Code breaking for automatic speech recognition

  • Authors:
  • William J. Byrne;Veera Venkataramani

  • Affiliations:
  • The Johns Hopkins University;The Johns Hopkins University

  • Venue:
  • Code breaking for automatic speech recognition
  • Year:
  • 2005

Quantified Score

Hi-index 0.01

Visualization

Abstract

Code Breaking is a divide and conquer approach for sequential pattern recognition tasks where we identify weaknesses of an existing system and then use specialized decoders to strengthen the overall system. We study the technique in the context of Automatic Speech Recognition. Using the lattice cutting algorithm, we first analyze lattices generated by a state-of-the-art speech recognizes to spot possible errors in its first-pass hypothesis. We then train specialized decoders for each of these problems and apply them to refine the first-pass hypothesis.
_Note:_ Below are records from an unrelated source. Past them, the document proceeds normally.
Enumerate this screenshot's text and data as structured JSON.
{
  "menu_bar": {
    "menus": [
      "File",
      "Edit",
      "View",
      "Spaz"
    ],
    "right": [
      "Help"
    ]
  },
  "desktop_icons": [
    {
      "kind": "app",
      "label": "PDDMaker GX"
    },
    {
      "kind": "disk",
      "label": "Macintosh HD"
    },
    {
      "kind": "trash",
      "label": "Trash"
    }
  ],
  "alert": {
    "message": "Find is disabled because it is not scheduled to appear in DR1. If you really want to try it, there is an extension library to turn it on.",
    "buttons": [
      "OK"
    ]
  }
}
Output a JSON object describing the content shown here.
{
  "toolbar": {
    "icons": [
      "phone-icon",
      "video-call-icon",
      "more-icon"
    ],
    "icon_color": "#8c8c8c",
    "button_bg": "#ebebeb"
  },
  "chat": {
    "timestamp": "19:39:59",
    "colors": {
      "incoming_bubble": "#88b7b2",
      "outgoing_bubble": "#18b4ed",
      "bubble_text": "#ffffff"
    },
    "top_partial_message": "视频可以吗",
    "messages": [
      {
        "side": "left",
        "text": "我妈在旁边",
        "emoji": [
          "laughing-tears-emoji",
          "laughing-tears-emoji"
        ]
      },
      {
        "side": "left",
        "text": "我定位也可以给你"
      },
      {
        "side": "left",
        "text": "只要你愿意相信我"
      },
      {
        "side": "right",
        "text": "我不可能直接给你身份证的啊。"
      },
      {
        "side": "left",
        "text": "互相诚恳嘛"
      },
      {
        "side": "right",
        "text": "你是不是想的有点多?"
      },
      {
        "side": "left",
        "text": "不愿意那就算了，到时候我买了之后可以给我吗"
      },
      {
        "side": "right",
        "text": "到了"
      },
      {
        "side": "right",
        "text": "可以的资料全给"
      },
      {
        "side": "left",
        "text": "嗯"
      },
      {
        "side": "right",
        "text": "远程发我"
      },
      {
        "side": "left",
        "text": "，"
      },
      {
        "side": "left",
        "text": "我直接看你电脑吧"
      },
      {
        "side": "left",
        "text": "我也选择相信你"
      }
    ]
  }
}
We study the use of Support Vector Machines (SVMs) as discriminative models over each of these problems. The estimation of a posterior distribution over hypothesis in these regions of acoustic confusion is posed as a logistic regression problem. GiniSVMs, a variant of SVMs, can be used as an approximation technique to estimate the parameters of the logistic regression problem. We first validate our approach on a small vocabulary recognition task, namely, alphadigits. We show that the use of GiniSVMs can substantially improve the performance of a well trained MMI-HMM system. We also find that it is possible to derive reliable confidence scores over the GiniSVM hypotheses and that these can be used to good effect in hypothesis combination. We will then analyze lattice cutting in terms of its ability to reliably identify, and provide good alternatives for incorrectly hypothesized words in the Czech MALACH domain, a large vocabulary task. We describe a procedure to train and apply SVMs to strengthen the first pass system, resulting in small but statistically significant recognition improvements. We conclude with a discussion of methods including clustering for obtaining further improvements on large vocabulary tasks.